A link exists with my previous series of work, Dream of a new world, in so far as their construction is concerned. Both have been constructed in the absence of a pre-conceived project and without an initial drawing. But each research project presents differences. The line, which was a vital element in my previous project, almost disappears in the latter where the image forms itself with difficulty as torn pieces of paper are put together side by side. It’s almost a challenge to make an image arise from the chaos of pieces of torn paper; an apparent chaos however because, if we look more closely, they follow a precise movement or else they are used to construct and accentuate the forms which step by step begin to emerge from the surface of the canvas.* A long and laborious process given that the image must form itself from an extreme fragmentation, and is the result of fragments that are often attached and then removed, one substituting a bigger or smaller one of a different colour, all for no apparent reason. The final result is a three-dimensional stratification of fragments, pieces of paper that together make up an image which is often not perceivable or identifiable unless the viewer stands at the the right distance.
A crisscross motif springs up quite often made up of multi-coloured small irregular forms, a harlequin shape which first made its appearance in some of my paintings in 2001.
As I mentioned previously this series of work is still underway so I’m not in a position to offer a critical analysis of it....I hope this may be possible once I have received results which may be deemed interesting.

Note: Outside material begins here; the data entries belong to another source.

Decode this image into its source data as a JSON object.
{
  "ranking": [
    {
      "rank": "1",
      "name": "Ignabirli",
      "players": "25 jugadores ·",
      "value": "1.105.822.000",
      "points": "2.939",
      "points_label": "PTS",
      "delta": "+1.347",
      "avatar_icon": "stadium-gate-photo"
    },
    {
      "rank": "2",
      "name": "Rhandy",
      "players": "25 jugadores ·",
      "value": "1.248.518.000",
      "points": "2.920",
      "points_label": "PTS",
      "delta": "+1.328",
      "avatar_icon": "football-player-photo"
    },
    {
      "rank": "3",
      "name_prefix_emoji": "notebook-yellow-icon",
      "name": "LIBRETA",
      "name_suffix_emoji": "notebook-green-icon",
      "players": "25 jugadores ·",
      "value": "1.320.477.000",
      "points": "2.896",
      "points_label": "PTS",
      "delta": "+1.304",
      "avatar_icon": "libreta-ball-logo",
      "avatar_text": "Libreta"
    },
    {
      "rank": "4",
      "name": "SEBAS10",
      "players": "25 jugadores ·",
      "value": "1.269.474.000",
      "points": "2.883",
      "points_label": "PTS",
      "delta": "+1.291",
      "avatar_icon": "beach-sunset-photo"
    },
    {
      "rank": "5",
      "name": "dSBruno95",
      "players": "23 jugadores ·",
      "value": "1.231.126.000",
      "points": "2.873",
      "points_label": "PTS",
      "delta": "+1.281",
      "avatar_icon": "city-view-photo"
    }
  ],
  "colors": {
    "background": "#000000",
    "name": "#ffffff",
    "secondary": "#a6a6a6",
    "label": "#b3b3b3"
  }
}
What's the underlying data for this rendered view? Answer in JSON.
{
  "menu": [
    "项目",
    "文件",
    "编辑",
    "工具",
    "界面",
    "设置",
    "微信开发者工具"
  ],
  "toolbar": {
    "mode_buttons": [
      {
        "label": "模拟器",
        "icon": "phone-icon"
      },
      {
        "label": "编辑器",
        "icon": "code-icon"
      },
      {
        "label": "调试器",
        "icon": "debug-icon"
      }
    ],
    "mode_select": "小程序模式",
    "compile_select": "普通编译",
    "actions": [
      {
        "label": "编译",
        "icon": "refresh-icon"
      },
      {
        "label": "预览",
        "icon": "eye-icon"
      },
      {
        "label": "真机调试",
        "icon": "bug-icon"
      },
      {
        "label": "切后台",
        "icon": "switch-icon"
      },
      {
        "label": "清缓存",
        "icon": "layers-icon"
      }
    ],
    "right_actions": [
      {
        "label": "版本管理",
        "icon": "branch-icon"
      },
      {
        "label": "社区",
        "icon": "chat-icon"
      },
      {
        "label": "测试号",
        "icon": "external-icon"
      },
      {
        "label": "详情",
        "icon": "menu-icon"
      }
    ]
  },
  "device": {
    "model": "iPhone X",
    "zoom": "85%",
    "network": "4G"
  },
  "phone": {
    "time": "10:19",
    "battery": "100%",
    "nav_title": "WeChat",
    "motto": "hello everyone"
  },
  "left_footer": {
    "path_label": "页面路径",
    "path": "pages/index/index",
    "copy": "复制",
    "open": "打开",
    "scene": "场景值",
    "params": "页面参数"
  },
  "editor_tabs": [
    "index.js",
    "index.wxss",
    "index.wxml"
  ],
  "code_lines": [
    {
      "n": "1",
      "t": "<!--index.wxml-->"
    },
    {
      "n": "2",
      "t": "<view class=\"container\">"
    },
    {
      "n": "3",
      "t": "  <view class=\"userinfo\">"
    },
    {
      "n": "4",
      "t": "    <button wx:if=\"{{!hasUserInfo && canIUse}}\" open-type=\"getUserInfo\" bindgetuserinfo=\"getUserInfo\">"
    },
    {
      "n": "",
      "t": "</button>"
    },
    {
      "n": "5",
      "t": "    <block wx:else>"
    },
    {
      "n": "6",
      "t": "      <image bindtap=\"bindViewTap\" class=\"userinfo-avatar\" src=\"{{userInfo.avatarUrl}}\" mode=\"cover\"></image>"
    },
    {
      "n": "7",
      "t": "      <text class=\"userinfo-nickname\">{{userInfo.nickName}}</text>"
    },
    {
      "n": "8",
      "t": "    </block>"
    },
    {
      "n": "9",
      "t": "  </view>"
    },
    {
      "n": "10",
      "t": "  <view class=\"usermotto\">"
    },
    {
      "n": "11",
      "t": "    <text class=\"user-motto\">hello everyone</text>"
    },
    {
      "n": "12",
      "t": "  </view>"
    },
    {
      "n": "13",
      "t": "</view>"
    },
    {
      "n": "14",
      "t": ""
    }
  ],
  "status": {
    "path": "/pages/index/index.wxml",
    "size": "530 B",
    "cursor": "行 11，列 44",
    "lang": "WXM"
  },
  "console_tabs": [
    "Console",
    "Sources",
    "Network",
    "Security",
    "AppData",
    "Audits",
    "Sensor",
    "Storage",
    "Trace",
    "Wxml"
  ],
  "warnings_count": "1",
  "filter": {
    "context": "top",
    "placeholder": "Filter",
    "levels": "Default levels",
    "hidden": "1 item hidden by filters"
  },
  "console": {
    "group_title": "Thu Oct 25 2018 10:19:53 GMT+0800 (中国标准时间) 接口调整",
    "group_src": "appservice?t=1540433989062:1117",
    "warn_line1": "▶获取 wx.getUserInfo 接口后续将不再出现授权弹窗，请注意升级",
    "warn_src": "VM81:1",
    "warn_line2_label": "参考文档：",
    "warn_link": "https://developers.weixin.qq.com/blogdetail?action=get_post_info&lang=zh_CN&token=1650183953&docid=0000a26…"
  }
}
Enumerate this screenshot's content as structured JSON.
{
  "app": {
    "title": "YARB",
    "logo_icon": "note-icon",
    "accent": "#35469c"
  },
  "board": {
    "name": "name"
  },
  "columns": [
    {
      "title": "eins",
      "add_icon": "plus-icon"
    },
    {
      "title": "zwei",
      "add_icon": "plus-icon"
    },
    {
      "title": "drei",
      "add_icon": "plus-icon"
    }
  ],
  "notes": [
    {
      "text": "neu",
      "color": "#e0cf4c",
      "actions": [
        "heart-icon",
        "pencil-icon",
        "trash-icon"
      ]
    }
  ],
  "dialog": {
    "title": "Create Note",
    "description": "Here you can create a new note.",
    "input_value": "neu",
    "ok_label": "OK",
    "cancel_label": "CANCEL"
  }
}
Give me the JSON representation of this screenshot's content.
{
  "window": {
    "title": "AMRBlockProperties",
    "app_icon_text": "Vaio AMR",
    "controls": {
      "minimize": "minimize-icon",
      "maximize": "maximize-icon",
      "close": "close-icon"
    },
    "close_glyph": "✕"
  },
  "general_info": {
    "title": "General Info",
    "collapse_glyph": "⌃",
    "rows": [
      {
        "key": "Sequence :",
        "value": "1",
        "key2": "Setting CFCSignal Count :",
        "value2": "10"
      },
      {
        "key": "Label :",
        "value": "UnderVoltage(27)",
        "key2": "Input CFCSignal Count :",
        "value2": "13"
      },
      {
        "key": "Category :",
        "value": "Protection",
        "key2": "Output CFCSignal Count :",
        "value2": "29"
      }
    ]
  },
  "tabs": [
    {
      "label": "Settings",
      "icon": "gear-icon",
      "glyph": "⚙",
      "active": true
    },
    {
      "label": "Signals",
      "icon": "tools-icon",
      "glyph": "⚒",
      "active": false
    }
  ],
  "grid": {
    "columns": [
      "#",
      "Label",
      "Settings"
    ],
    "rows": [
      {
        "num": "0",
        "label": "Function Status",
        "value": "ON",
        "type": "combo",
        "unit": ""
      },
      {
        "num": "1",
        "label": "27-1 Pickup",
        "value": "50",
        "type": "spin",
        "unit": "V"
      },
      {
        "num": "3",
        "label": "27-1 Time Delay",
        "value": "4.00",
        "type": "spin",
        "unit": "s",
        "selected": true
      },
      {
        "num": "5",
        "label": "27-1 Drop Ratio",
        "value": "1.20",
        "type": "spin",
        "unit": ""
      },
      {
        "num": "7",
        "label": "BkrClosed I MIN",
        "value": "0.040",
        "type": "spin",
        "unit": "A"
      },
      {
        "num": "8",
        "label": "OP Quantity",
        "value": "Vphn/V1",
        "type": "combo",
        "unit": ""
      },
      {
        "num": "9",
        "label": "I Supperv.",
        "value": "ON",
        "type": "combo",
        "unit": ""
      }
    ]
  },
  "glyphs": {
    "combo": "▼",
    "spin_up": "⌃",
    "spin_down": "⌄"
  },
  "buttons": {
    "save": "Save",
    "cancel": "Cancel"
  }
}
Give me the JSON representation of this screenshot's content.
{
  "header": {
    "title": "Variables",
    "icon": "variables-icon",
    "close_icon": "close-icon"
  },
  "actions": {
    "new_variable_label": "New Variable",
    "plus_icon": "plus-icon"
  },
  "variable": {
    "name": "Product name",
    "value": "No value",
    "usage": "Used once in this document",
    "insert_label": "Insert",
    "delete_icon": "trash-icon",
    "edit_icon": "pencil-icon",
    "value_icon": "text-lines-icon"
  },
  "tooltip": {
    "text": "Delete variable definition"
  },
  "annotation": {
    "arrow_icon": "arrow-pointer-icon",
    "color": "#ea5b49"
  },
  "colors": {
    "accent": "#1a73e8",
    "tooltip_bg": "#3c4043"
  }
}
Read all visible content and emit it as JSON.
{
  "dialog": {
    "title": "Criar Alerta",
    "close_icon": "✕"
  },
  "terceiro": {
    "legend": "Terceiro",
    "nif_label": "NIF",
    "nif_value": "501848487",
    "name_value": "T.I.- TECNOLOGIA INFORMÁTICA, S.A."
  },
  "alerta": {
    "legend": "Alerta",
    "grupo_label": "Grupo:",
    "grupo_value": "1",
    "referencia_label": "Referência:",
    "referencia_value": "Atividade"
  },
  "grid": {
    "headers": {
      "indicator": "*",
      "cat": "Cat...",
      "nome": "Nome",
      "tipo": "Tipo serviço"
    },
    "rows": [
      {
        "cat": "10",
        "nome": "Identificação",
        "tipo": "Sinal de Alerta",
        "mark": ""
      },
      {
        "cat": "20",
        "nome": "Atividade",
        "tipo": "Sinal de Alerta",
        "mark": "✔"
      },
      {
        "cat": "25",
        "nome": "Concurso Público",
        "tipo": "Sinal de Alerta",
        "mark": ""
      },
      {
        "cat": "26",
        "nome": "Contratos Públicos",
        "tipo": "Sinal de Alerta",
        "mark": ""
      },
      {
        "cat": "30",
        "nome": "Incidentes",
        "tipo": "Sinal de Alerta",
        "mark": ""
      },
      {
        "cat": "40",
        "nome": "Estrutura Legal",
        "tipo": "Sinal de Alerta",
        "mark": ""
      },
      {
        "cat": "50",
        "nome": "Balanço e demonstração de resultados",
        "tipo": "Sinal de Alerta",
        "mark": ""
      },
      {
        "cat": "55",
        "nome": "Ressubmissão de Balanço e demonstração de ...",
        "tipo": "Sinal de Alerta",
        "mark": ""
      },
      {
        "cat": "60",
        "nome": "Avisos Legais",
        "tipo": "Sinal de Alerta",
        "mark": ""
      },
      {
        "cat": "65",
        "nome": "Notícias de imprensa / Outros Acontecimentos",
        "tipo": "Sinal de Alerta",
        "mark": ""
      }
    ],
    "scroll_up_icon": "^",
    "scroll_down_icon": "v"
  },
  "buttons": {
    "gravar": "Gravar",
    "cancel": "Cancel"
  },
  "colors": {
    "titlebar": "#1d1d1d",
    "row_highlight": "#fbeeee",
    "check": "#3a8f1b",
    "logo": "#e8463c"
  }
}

*The collages I began with subsequently became large and medium-size canvases where I adopted the same system to construct the image with very few pictorial episodes. (November 2003)



TOP

 

Reconstruction in red New Works

Reconstrucción en rojo Nuevas Obras, catalogo, p. 57
Galería Nacional, San José, Costa Rica, 2005


I have been asking myself what meaning there could be in exhibiting my work in a country that I hardly know and above all in a country whose cultural and historical roots are so particular and diverse from those contexts where I am normally used to showing my work.
I have been wondering what meaning there could be for me and for those who would have come in contact with my works.
This is how I started constructing them, starting off from this series of questions.
My attempt has been to avoid that these works simply spring from a need to express myself, but be potentially addressed to a public, no matter how vague and indefinite it might appear to me. Only in this way perhaps would I have been able to represent contents that would go beyond my individual experience to embrace those unconscious, non-rational meanings that we can universally attribute to man.
I am not sure I have succeeded in my intent. I am however happy to have accepted the invitation that I received, a sort of challenge to which I have tried to respond.